Seiner Ehefrau hat es Moss auch zu verdanken, seinen 80. Geburtstag bereits mehrfach gefeiert zu haben: "Die erste Party zu diesem Zweck stieg schon zwölf Wochen, bevor es überhaupt soweit war", berichtet Moss amüsiert. "Ich bin abergläubisch und mochte diesen Gedanken ganz und gar nicht - aber was soll's. Es war eine schöne Fete", muss der ehemalige Rennfahrer rückblickend gestehen.
In Goodwood schließt sich der Kreis
So gerne sich Moss an seine aktive Zeit im Rennsport zurückerinnert, so gerne greift der 1990 in die International Motorsports Hall of Fame aufgenommene Brite auch heute noch ins Lenkrad.
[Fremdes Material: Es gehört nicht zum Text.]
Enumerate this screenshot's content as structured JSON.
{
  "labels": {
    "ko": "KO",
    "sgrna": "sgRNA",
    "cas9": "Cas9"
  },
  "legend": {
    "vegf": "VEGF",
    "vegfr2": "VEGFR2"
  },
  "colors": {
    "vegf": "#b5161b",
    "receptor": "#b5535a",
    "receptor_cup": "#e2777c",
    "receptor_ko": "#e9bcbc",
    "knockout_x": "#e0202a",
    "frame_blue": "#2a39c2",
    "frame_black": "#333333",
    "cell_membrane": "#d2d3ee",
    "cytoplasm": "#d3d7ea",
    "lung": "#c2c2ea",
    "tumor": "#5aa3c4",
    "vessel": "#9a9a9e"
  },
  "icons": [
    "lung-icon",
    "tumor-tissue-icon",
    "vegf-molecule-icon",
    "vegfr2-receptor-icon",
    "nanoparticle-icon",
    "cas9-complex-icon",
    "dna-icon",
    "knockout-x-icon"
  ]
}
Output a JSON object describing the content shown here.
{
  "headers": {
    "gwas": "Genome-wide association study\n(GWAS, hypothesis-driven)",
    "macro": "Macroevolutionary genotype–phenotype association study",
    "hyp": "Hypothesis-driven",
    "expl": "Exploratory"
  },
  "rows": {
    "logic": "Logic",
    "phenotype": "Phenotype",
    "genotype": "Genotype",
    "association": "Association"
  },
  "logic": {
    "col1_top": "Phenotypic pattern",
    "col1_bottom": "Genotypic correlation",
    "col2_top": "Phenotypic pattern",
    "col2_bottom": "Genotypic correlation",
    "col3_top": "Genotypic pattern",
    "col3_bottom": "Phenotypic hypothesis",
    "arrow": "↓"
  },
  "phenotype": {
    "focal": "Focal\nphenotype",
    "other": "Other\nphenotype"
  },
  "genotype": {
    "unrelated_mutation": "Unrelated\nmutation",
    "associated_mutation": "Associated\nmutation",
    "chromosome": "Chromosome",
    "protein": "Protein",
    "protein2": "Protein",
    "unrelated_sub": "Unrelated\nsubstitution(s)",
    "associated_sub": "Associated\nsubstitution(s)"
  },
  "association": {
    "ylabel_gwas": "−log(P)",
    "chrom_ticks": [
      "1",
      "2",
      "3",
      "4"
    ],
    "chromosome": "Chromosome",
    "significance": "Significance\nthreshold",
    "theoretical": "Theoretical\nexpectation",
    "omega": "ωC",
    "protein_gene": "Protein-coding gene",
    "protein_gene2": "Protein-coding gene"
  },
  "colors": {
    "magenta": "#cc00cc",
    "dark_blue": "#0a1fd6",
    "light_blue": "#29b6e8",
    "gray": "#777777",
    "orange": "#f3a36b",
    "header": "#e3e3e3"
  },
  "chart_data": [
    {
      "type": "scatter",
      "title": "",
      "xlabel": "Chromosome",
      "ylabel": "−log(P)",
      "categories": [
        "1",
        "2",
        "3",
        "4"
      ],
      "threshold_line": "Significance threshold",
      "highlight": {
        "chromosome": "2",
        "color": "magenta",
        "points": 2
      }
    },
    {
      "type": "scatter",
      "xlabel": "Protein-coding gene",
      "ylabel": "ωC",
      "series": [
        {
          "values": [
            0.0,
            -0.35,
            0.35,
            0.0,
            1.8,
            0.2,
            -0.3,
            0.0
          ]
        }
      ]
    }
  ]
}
Ob bei der Ennstal-Classic oder bei einem historischen Rennen in Spa-Francorchamps - wenn Sir Stirling Moss ein Rennfahrzeug bewegt, dann ist er wieder in dem Element, das er über viele Jahre hinweg hervorragend beherrschte.
Auch in Goodwood ist Moss gelegentlich unterwegs. Vor beinahe einem halben Jahrhundert hätte ihn dieser Kurs fast sein Leben gekostet - und dennoch zieht es den heute 80-Jährigen immer wieder an diesen Rennplatz. "Wenn ich dort fahre, merke ich erst, um wie viel schneller ich gewesen bin, als ich noch jung war", sagt Moss. Einer der größten Helden seiner Zunft ist er allerdings noch immer.